Колонисты поддержали Волохова. Задоров говорил:
– Не в картошке дело. Семья у него – пусть бы спросил у кого следует, картошки не жалко, а только зачем нужен этот Родимчик? Он целый день сидит у себя на квартире, а то уходит в деревню. Ребята грязные, никогда его не видят, живут как дикари. Придёшь рапорт подписать и то не найдёшь: то он спит, то обедает, а то ему некогда – подожди. Какая с него польза?
– Мы знаем, как должны работать воспитатели, – сказал Таранец. – А Родимчик? Выйдет к сводному на рабочее дежурство, постоит с сапкой полчаса, а потом говорит: «Ну, я кой-куда сбегаю», – и нет его, а через два часа, смотришь, уже он идёт из деревни, что-нибудь в кошёлке тащит…
Я обещал ребятам принять меры. На другой день вызвал Родимчика к себе. Он пришёл к вечеру, и наедине я начал его отчитывать, но только начал. Возмущённый Родимчик прервал меня:
– Я знаю, чьи это штуки, я очень хорошо знаю, кто под меня подкапывается, – это всё немец этот! А вы лучше проверьте, Антон Семёнович, что это за человек. Я вот проверил: для моей коровы даже за деньги не нашлось соломы, корову я продал, дети мои сидят без молока, приходится носить из деревни. А теперь спросите, чем Шере кормит своего Милорда? чем кормит, у вас известно? Нет, неизвестно. А на самом деле он берёт пшено, которое назначено для птицы, пшено – и варит Милорду кашу. Из пшена! Сам варит и даёт собаке есть, ничего не платит. И собака ест колонистское пшено совершенно бесплатно и тайно, пользуясь только тем, что он агроном и что вы ему доверяете.
– Откуда вы всё знаете? – спросил я Родимчика.

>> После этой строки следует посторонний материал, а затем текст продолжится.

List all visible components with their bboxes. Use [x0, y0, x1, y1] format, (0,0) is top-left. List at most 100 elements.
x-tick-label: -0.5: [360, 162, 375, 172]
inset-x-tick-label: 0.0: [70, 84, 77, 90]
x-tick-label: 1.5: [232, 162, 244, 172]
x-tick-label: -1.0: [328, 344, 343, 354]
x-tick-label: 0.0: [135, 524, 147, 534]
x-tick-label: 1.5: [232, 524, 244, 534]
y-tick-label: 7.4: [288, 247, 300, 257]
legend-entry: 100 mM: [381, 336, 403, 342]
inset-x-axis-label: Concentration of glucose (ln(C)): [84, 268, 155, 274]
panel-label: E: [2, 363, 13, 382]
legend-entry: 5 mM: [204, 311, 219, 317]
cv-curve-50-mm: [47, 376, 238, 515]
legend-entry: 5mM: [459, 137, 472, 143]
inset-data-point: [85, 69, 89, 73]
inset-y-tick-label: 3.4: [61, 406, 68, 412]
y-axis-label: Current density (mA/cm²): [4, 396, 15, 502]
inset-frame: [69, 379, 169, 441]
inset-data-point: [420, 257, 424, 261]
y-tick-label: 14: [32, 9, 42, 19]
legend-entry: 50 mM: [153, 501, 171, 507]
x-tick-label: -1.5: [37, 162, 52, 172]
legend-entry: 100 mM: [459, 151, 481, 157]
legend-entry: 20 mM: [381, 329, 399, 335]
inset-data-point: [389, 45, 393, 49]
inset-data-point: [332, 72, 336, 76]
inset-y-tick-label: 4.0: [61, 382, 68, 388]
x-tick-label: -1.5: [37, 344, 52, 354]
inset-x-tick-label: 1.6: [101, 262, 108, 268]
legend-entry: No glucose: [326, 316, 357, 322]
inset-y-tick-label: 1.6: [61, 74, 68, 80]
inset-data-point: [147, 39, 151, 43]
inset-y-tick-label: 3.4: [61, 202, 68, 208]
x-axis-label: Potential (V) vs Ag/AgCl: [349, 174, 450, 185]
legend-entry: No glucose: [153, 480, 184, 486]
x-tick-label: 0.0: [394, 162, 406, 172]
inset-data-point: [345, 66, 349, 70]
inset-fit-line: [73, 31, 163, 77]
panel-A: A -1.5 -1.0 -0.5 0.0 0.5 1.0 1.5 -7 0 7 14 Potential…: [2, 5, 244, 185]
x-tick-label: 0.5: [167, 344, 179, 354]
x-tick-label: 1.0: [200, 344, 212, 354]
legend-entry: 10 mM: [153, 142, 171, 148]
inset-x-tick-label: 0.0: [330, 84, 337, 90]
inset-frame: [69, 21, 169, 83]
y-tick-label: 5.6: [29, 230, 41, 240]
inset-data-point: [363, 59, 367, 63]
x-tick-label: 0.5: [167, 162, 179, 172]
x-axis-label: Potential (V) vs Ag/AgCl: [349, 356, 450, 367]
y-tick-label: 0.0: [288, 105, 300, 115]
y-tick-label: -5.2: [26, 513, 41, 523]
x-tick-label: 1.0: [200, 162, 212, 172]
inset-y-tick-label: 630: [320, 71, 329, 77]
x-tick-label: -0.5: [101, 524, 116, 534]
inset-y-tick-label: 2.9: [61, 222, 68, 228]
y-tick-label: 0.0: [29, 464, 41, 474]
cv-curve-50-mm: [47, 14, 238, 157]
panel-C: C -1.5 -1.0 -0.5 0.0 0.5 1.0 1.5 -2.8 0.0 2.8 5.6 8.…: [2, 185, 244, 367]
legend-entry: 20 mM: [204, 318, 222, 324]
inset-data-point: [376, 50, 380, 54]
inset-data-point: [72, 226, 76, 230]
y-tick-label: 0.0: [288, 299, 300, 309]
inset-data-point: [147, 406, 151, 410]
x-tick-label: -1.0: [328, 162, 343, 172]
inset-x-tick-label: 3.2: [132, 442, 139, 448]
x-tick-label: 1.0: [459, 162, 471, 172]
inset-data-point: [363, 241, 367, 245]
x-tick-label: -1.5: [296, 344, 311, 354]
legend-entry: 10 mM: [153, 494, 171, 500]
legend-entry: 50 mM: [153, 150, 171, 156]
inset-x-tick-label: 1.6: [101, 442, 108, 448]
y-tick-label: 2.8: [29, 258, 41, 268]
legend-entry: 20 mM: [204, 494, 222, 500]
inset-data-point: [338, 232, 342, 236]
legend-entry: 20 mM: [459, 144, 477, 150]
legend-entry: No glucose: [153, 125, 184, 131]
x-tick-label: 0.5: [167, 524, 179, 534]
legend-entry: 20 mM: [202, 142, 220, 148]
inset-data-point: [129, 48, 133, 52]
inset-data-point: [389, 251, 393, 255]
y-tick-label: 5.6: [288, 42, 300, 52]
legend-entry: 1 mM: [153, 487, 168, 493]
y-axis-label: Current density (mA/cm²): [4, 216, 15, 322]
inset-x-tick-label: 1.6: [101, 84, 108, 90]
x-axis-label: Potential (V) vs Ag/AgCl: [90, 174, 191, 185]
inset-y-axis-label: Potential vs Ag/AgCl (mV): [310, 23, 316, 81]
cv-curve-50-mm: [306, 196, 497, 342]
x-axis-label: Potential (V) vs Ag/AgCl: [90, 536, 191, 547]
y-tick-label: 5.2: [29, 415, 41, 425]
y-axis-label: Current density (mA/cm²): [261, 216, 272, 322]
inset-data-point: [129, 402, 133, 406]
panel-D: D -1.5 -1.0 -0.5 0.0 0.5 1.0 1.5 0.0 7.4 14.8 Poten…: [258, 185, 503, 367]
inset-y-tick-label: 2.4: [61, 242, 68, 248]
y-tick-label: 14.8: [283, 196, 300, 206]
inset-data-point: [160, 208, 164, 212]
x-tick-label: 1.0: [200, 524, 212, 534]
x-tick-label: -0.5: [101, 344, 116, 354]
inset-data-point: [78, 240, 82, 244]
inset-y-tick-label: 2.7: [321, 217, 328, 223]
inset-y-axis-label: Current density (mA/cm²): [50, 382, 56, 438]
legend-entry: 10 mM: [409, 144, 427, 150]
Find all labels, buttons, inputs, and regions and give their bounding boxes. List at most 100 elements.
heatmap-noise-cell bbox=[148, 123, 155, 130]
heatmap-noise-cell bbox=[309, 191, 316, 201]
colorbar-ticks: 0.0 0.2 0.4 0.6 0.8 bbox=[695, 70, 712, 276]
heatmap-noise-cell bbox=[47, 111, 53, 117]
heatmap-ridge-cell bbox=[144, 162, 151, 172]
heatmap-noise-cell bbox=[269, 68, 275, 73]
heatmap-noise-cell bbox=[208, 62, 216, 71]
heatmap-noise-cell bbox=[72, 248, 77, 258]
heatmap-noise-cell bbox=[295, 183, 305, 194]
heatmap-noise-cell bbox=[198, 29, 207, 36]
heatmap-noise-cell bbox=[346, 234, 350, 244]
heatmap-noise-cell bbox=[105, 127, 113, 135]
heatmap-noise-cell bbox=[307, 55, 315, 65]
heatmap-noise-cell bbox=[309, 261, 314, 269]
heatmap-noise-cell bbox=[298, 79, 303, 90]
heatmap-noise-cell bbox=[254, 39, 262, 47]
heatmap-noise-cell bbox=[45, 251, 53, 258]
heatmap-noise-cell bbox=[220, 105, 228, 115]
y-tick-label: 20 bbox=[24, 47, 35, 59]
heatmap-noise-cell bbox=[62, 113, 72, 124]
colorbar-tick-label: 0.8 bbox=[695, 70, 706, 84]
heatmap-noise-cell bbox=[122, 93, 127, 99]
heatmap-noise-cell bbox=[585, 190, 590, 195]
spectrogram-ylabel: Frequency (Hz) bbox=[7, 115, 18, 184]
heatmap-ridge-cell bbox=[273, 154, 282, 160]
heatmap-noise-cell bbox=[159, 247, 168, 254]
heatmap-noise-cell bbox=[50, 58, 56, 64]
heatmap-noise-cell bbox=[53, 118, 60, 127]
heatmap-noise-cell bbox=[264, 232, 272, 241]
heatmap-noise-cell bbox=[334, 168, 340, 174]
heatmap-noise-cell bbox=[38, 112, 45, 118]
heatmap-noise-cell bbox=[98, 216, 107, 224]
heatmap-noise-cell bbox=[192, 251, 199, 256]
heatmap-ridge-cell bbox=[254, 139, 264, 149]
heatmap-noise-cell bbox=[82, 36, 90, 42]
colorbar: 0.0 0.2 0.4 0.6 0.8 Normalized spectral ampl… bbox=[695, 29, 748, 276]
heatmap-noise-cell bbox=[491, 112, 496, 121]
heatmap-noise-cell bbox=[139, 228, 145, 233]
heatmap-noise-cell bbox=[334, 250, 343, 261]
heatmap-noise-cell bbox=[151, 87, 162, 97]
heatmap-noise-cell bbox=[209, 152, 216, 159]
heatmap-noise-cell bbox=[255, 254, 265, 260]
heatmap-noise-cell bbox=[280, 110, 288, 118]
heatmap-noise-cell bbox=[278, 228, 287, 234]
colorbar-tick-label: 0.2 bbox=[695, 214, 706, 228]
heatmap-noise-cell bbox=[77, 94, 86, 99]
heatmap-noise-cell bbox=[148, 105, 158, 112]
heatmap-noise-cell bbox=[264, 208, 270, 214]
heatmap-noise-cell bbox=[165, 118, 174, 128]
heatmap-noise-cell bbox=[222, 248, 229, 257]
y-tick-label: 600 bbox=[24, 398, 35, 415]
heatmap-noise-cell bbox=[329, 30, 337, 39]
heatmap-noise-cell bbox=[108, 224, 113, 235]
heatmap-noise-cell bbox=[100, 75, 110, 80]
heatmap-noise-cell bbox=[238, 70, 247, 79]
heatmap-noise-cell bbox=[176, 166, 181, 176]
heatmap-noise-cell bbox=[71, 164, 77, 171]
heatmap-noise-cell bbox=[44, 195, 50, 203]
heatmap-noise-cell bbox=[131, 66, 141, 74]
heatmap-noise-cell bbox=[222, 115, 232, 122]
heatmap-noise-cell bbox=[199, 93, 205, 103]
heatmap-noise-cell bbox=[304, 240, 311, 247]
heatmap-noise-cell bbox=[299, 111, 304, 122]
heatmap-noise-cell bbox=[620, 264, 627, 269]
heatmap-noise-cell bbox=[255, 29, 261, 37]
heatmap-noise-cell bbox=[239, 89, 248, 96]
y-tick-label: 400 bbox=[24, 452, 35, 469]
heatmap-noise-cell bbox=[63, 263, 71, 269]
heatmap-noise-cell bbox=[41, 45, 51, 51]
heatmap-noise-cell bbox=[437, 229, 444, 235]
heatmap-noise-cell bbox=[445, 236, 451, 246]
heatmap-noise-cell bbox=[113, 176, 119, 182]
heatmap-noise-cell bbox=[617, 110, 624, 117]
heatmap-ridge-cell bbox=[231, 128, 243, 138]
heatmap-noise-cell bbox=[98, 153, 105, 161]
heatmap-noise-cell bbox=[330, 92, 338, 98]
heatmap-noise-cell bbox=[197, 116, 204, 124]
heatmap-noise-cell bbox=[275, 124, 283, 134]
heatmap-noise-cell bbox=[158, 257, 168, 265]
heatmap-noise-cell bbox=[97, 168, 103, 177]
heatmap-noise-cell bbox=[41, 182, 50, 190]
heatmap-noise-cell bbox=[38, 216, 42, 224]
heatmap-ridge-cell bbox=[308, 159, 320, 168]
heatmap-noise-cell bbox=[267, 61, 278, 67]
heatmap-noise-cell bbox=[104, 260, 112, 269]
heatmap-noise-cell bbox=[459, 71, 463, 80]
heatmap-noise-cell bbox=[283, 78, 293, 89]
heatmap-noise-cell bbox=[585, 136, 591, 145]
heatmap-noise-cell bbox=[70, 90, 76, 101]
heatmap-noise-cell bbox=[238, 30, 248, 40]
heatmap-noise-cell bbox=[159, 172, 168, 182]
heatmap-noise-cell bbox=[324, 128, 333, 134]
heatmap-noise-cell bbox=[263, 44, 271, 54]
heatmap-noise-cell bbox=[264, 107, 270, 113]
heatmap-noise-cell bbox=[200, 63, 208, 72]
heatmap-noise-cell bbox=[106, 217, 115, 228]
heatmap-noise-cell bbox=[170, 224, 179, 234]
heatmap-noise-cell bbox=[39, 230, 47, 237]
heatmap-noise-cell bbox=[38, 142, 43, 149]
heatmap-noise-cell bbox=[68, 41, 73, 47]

– О, я никогда не стал бы говорить напрасно. Я не такой человек, вот посмотрите…
Он развернул маленький пакетик, который достал из внутреннего кармана. В пакетике оказалось что-то черновато-белое, какая-то странная смесь.
– Что это такое? – спросил я удивлённо.
– А это вам всё и доказывает. Это и есть кал Милорда. Кал, понимаете? Я следил, пока не добился. Видите, чем Милорд ходит? Настоящее пшено. А что, он его покупает? Конечно, не покупает, берёт просто из кладовки.
Я сказал Родимчику:
– Вот что, Родимчик, уезжайте вы лучше из колонии.
– Как это «уезжайте»?
– Уезжайте по возможности скорее. Сегодня приказом я вас уволю. Подайте заявление о добровольном уходе, будет лучше всего.
– Я этого дела так не оставлю!
– Хорошо. Не оставляйте, но я вас увольняю.
Родимчик ушёл; дело он «так оставил» и дня через три выехал.
Что было делать со второй колонией? «Трепкинцы» выходили плохими колонистами, и дальше терпеть было нельзя. Между ними то и дело происходили драки, всегда они друг у друга крали, – явный признак плохого коллектива.
«Где найти людей для этого проклятого дела? Настоящих людей?»
Настоящих людей? Это не так мало, чёрт его подери!